Having a lot of trouble getting started with cloveretl

Hi,
I’m really new to ETL and am trying to evaluate a bunch of different tools to see what fits our needs.

One of the things I’m trying to do is modify a CSV file, but so far I’m running into some issues.

I have the CSV file (about 700MB) loaded in via universaldatareader. I’m trying to use extfilter (I think this is what I want) to search one column - named domain, for a particular domain name - lets say test.com.

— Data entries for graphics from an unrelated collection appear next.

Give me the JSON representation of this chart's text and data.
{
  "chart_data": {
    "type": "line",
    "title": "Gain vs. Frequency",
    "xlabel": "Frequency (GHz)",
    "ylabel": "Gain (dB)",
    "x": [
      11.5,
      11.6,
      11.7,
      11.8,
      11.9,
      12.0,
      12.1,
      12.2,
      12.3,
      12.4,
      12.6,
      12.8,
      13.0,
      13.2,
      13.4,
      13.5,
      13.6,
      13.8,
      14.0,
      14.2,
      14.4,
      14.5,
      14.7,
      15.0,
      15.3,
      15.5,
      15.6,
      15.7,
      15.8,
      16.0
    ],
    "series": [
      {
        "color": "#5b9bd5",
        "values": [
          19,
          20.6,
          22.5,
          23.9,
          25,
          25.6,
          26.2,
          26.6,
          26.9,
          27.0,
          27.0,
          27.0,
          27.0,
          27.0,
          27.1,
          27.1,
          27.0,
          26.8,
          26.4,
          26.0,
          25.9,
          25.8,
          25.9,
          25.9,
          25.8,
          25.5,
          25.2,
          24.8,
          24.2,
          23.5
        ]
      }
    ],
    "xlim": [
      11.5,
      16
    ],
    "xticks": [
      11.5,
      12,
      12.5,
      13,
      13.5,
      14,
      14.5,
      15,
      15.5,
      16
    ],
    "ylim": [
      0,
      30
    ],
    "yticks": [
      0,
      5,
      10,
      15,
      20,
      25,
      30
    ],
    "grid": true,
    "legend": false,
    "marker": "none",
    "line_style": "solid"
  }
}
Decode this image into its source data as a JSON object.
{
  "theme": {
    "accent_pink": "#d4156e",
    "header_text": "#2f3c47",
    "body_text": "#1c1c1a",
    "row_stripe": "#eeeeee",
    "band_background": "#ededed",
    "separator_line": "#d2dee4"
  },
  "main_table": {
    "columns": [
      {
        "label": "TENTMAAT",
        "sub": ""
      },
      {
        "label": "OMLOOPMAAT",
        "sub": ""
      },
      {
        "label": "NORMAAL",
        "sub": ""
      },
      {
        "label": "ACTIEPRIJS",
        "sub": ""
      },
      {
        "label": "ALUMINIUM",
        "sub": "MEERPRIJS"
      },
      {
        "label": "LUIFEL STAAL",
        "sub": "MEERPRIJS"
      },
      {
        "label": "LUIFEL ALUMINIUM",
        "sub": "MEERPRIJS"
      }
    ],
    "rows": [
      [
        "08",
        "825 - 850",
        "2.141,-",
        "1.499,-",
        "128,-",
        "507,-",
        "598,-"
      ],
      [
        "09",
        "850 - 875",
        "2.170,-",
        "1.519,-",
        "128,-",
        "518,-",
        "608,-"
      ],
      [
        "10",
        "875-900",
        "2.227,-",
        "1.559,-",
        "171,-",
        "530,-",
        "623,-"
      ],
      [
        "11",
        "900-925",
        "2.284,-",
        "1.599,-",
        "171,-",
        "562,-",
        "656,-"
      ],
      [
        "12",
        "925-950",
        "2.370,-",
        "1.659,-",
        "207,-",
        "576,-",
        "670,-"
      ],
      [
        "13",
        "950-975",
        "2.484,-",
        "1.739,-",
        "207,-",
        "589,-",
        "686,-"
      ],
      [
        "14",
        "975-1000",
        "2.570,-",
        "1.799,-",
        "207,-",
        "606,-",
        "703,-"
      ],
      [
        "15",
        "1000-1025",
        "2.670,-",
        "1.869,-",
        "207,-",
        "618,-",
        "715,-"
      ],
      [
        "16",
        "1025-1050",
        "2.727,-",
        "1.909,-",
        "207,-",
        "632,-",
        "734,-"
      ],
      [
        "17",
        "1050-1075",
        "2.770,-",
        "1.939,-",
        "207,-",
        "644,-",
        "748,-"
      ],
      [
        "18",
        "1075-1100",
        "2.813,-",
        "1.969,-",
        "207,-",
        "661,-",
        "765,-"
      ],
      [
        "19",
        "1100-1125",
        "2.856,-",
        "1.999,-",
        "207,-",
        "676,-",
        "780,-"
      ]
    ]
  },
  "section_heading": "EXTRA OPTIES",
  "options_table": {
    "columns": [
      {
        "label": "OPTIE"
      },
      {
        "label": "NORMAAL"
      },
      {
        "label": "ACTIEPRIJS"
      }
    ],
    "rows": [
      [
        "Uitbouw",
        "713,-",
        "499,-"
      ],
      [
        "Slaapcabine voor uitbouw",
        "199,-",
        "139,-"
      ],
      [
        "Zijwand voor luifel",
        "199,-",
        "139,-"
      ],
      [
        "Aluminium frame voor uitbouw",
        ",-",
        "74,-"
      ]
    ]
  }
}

I can’t figure out how to use extfilter to do this. I tried using the string find(string,string) function, but I can’t really find any documentation that tells me how to really use it. I tried doing something similar to below but this didn’t work.

//#CTL2
$0.Domain=find(TEST.COM, )

Is there any documentation that specifically deals with how to do string manipulation?

Totally stuck in ETL land…

Cheers,
-Derek

Hi Derek,

the CTL documentation is available at http://www.cloveretl.com/documentation/ … /ctl2.html. In particular, the documentation for string functions is available at http://www.cloveretl.com/documentation/ … -ctl2.html .

The code that should work for you is:


//#CTL2
indexOf(upperCase(nvl($0.Domain, "")), "TEST.COM") > -1

In case you need to be able to use regular expression, find function would be a better option:


//#CTL2
length(find(upperCase(nvl($0.Domain, "")), "TEST.COM")) > 0

nvl() and upperCase() functions are used just to ensure that there are no issues with empty values and cases hen domain is in mixed- or lower-case.

Regards,
Jan

Hi Jan,
Thanks.
I’m surprised that find can’t do it on it’s own, or perhaps I’m just using it wrong. The first one is what you suggested, and it works, but finds things like blahblahrim.com instead of just rim.com.

length(find(upperCase(nvl($0.Domain, “”)), “RIM.COM”)) > 0

I tried removing length and uppercase/nvl but neither seemed to work.

find(upperCase(nvl($0.Domain, “”)), “RIM.COM”)
find($0.Domain, “RIM.COM”)

I also tried to add a regex since you mentioned using find would be better for regex but ^RIM.COM$ doesn’t work.

What am I doing wrong?

Ok, I see the issue. I expected that you want to match anything that contains rim.com. If you just want to test whether the value is rim.com or not, you can use simple expression:


upperCase(nvl($0.Domain, "")) == "RIM.COM"

If all the data is in lowercase, you can also use just


$0.Domain == "rim.com"

For the sake of completeness, function find() is used to search for an occurrences of a string (regular expression) within text. That is the reason why it matches blahblahrim.com for search term rim.com.

How are regex’s defined? I would expect the below to work, but it doesn’t. The query is valid, but doesn’t filter any results?

//#CTL2
length(find(upperCase(nvl($0.Domain, “”)), “^RIM.COM$”)) > 0

also since you mentioned…
$0.Domain == “rim.com
does that mean that if it’s uppercase RIM.COM, I need to use upperCase?

Hi Derek,

Regular expressions used in CloverETL use the same syntax as those in java. Here is a link to documentation: http://docs.oracle.com/javase/6/docs/ap … ttern.html .

For what you are trying to achieve, I would recommend using function matches(string, regex), instead of find(). Function matches() returns true if whole input matches regular expression.

matches(upperCase(nvl($0.Domain, "")), "RIM.COM")

You can also use case insensitive regular expression matching by specifying case-insensitive flag:

matches(nvl($0.Domain, ""), "(?i)RIM.COM")

Using regular expressions for matching against fixed strings has potentially little lower performance that comparison using equality sign. However, unless you are working on millions of records you won’t really see any difference.

Equality operator == is case sensitive. Therefore, if the value is lowercase, you can use

$0.Domain == "rim.com"

If you know that data you are testing against are uppr-case, you can use

$0.Domain == "RIM.COM"

in other cases (mixed case),

upperCase(nvl($0.Domain, "")) == "RIM.COM"